Is real-time marketing the future of advertising?
campaignlive.co.uk, Thursday, 02 May 2013 10:00AM
The Twitter and Publicis Groupe partnership suggests a renewed focus on live marketing. By Arif Durrani.
Twitter’s new commercial partnership with Publicis Groupe has captured the imagination this week, not least because both parties admit to still trying to work out what it might all mean.
On one level, the partnership, which will be led out of Starcom MediaVest Group, can be viewed as little more than good PR for both parties. WPP’s Sir Martin Sorrell has already been assured the deal represents a non-exclusive partnership.

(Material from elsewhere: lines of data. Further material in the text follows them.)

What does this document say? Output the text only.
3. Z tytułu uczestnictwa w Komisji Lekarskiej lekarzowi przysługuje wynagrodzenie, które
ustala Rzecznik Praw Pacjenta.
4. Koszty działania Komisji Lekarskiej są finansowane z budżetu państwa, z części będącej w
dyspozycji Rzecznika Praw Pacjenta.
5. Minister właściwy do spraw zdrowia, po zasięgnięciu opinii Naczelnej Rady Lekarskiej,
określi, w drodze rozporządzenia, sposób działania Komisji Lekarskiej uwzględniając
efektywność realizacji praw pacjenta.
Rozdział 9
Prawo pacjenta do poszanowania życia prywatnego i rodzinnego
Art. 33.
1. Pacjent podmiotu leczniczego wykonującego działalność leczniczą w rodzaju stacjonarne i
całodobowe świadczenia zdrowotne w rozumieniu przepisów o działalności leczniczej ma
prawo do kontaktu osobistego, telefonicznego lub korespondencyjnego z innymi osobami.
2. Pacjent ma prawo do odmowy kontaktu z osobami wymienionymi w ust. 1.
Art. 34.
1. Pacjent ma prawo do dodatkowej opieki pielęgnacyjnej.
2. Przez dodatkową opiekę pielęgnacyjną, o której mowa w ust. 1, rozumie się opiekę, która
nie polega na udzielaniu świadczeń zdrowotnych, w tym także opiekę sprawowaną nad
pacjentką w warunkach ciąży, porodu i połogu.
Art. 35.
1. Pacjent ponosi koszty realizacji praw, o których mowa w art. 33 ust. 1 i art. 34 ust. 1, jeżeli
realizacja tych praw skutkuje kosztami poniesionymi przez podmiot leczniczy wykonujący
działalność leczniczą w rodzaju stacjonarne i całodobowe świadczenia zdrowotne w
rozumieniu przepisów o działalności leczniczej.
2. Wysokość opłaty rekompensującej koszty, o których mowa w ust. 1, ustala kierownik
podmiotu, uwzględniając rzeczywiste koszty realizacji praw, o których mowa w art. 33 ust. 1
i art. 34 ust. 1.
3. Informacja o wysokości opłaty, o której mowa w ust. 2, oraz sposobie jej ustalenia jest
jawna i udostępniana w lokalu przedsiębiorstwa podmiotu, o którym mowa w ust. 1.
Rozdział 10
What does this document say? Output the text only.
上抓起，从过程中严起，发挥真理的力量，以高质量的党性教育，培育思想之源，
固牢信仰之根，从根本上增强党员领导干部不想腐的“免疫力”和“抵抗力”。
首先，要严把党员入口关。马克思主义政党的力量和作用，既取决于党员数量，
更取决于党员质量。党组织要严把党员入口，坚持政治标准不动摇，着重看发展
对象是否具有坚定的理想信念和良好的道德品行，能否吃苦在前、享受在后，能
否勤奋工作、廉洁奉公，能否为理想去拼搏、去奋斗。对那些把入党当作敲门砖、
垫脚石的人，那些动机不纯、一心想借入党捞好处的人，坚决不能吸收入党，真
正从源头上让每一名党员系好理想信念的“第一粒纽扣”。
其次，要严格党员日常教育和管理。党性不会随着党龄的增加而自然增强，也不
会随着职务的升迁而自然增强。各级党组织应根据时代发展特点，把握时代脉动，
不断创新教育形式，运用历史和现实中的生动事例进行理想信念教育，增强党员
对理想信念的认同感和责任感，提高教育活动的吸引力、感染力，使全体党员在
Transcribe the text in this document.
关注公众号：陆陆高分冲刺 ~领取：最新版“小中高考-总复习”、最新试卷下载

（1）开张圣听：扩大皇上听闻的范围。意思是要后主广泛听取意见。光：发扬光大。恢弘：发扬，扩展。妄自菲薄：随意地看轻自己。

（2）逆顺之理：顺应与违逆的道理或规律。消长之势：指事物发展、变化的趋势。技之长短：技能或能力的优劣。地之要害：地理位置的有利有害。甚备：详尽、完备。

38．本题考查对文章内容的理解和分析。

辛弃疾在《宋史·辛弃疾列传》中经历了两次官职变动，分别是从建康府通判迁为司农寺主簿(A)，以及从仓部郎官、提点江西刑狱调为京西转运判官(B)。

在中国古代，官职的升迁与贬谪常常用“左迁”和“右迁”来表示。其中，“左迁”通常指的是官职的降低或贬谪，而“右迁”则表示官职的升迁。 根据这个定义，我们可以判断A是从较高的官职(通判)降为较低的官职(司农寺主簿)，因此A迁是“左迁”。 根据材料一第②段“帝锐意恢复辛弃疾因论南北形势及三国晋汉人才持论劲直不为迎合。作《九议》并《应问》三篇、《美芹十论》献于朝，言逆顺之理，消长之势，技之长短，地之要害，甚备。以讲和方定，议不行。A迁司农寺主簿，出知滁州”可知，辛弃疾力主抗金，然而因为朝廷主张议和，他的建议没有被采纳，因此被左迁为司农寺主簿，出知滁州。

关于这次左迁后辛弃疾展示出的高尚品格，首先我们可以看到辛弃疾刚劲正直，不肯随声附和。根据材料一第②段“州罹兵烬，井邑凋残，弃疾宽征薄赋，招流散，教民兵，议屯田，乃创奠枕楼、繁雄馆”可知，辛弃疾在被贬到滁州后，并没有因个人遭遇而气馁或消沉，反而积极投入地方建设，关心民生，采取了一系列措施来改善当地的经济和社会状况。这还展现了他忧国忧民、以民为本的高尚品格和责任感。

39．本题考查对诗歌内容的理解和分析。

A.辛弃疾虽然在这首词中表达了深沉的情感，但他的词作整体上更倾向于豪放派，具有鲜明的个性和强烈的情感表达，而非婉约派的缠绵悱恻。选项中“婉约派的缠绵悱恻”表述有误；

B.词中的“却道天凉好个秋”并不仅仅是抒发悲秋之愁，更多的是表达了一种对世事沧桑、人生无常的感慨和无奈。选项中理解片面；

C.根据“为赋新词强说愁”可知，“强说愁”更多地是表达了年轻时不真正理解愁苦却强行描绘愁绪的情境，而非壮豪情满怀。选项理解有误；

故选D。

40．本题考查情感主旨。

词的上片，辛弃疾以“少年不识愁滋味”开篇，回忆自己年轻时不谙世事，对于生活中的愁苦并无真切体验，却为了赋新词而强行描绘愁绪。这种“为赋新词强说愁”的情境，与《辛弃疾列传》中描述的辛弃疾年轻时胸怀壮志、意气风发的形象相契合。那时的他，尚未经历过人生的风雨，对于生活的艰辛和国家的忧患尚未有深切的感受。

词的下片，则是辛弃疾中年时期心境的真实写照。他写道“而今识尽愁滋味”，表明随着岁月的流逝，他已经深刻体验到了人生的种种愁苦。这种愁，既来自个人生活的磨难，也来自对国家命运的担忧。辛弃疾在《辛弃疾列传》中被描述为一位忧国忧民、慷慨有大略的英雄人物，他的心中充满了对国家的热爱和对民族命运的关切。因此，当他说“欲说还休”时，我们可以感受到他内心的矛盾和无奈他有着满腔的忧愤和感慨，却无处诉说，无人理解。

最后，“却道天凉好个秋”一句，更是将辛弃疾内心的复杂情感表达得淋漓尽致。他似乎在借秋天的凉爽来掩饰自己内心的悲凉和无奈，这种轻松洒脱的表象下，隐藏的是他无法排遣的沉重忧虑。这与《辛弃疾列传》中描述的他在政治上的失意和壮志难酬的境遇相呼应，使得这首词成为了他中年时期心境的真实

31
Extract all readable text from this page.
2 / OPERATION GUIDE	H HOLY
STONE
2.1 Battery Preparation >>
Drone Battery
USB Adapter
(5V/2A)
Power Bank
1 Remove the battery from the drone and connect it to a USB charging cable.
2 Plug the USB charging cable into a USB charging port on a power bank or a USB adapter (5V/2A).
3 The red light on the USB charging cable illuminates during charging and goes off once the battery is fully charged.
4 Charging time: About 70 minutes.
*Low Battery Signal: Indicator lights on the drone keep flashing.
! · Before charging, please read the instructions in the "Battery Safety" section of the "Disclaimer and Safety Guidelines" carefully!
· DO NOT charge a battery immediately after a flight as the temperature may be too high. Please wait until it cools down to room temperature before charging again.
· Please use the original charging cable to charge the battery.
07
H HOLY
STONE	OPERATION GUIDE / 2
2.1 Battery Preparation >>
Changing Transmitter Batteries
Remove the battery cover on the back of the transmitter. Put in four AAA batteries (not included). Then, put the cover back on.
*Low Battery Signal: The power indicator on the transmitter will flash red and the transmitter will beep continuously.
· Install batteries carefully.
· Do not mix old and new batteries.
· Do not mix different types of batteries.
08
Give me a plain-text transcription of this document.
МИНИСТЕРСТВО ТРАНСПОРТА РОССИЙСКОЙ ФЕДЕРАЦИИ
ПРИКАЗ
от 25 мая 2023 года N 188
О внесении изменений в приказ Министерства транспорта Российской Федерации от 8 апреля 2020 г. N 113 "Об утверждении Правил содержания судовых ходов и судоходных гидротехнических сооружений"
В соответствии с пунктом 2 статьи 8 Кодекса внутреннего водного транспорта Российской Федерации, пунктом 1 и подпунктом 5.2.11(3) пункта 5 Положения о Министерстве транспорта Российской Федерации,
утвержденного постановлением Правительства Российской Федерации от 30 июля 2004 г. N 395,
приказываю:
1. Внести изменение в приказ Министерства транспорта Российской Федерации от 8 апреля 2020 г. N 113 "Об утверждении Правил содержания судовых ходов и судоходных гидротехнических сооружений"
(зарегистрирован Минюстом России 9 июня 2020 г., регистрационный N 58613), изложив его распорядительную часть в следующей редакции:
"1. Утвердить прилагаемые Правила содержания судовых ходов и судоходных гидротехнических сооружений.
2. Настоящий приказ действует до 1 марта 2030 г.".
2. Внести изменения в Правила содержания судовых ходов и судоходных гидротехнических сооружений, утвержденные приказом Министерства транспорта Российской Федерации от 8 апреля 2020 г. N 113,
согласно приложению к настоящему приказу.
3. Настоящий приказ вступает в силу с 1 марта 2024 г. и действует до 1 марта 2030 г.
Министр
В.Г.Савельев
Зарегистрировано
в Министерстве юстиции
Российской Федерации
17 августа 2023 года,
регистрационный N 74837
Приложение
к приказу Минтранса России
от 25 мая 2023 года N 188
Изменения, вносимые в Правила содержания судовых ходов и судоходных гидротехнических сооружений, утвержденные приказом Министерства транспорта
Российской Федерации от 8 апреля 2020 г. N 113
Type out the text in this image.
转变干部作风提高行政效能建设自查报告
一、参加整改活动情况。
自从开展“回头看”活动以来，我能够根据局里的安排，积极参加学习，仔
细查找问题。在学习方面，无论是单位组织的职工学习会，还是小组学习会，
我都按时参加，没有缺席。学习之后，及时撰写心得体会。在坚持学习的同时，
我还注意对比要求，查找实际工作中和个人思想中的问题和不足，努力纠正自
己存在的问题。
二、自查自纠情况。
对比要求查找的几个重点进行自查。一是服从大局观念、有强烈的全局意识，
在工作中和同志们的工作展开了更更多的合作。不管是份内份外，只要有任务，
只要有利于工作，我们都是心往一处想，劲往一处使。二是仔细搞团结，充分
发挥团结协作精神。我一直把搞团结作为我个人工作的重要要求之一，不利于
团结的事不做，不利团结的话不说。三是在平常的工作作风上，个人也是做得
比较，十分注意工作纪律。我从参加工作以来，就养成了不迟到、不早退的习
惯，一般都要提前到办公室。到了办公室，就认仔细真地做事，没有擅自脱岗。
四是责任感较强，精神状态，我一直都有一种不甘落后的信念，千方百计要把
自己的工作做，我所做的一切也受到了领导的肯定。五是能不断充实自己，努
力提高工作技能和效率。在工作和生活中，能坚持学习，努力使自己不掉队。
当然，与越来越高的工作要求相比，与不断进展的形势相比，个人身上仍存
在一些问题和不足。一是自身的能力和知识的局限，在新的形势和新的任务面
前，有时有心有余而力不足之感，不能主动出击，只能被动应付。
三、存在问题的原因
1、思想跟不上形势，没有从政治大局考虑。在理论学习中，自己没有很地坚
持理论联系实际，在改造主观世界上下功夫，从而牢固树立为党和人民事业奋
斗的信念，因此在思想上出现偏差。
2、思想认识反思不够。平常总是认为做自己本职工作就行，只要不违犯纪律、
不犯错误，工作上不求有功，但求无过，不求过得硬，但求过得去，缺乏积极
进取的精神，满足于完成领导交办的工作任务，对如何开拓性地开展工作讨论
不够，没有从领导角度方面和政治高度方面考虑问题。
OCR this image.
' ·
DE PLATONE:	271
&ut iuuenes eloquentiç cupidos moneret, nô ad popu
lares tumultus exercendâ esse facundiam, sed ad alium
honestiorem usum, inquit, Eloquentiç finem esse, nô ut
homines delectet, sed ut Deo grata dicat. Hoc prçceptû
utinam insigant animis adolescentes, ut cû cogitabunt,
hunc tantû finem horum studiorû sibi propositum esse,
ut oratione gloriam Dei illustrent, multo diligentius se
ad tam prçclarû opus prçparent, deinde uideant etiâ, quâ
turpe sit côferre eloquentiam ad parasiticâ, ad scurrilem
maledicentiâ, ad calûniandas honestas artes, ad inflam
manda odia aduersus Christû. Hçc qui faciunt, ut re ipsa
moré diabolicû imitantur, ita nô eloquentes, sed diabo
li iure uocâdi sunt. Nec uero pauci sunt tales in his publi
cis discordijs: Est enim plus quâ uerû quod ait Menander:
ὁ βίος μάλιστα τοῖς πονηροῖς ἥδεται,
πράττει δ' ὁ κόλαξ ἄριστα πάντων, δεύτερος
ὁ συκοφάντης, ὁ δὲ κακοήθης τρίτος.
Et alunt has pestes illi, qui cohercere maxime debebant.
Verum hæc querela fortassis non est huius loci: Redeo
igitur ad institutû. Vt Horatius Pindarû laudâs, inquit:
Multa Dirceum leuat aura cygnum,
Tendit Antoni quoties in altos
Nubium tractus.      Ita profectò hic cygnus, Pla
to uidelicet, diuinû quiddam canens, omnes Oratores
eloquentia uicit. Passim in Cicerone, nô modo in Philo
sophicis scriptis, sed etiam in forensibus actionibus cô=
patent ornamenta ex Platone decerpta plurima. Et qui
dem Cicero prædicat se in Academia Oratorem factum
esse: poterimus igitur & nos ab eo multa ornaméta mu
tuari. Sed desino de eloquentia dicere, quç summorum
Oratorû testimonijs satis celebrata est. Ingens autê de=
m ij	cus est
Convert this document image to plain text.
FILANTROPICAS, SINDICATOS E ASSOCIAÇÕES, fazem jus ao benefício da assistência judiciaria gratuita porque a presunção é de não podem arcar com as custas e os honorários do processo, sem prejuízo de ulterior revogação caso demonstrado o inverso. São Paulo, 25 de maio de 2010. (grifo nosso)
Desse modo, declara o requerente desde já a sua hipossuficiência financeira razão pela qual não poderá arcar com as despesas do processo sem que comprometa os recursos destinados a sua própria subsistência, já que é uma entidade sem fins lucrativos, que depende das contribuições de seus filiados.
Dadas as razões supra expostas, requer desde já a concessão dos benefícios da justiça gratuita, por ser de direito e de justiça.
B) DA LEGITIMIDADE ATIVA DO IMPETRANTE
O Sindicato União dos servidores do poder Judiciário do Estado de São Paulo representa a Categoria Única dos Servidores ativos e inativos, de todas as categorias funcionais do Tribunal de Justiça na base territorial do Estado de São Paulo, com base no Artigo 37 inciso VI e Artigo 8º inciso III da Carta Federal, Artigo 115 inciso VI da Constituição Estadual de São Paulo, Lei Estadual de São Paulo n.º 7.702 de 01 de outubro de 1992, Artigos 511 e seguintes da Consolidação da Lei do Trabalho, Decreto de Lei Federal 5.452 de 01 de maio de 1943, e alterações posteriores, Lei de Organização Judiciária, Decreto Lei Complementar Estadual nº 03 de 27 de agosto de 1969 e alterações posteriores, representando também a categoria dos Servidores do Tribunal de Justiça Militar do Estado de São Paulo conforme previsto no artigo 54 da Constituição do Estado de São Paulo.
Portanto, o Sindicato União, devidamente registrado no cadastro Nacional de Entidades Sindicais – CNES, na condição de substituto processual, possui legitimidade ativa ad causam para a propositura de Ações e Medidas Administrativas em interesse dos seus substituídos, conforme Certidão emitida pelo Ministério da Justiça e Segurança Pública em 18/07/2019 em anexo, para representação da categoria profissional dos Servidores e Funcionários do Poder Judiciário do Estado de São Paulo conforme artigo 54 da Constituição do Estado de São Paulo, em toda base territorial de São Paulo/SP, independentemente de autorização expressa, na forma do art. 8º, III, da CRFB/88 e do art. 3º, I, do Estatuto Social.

So SMG has committed to exploring new commercial opportunities with Twitter with a view to trialing across its portfolio of clients, which include Coca-Cola, Microsoft, Procter & Gamble and Samsung. Well, unsurprisingly, when it comes to one of the world’s fastest-growing social media channels, so is everyone else.
However, comments from Publicis’ chief executive, Maurice Lévy, tantalisingly put more meat on the bones. Under the agreement, clients will receive preferred advertising slots on Twitter, as well as access to bespoke research, data and new products.
One of those new products will be the "in-Tweet mobile survey" in collaboration with Nielsen, which was announced in October last year. The brand surveys appear just like a Promoted Tweet within a user’s timeline on mobile devices and desktop. They will invite users to fill out a survey directly within the Tweet itself.
Laura Desmond, the global chief executive of SMG who was in London last week for Publicis’ investor day, said that one cornerstone of the partnership would be about combining deals across channels and serving content in "real time".
"We have found value in driving clients towards digital, data and content," she said. "There is a new era of marketing around convergence – of connected experiences across screens."
Some media analysts are already expecting Twitter’s global advertising revenues to reach around $600 million this year, rising to $1 billion in 2014. Much of this growth is tied to the rise of real-time marketing and the increasing ability to harness data to optimise campaigns based on reactions.
So, is this the future of advertising?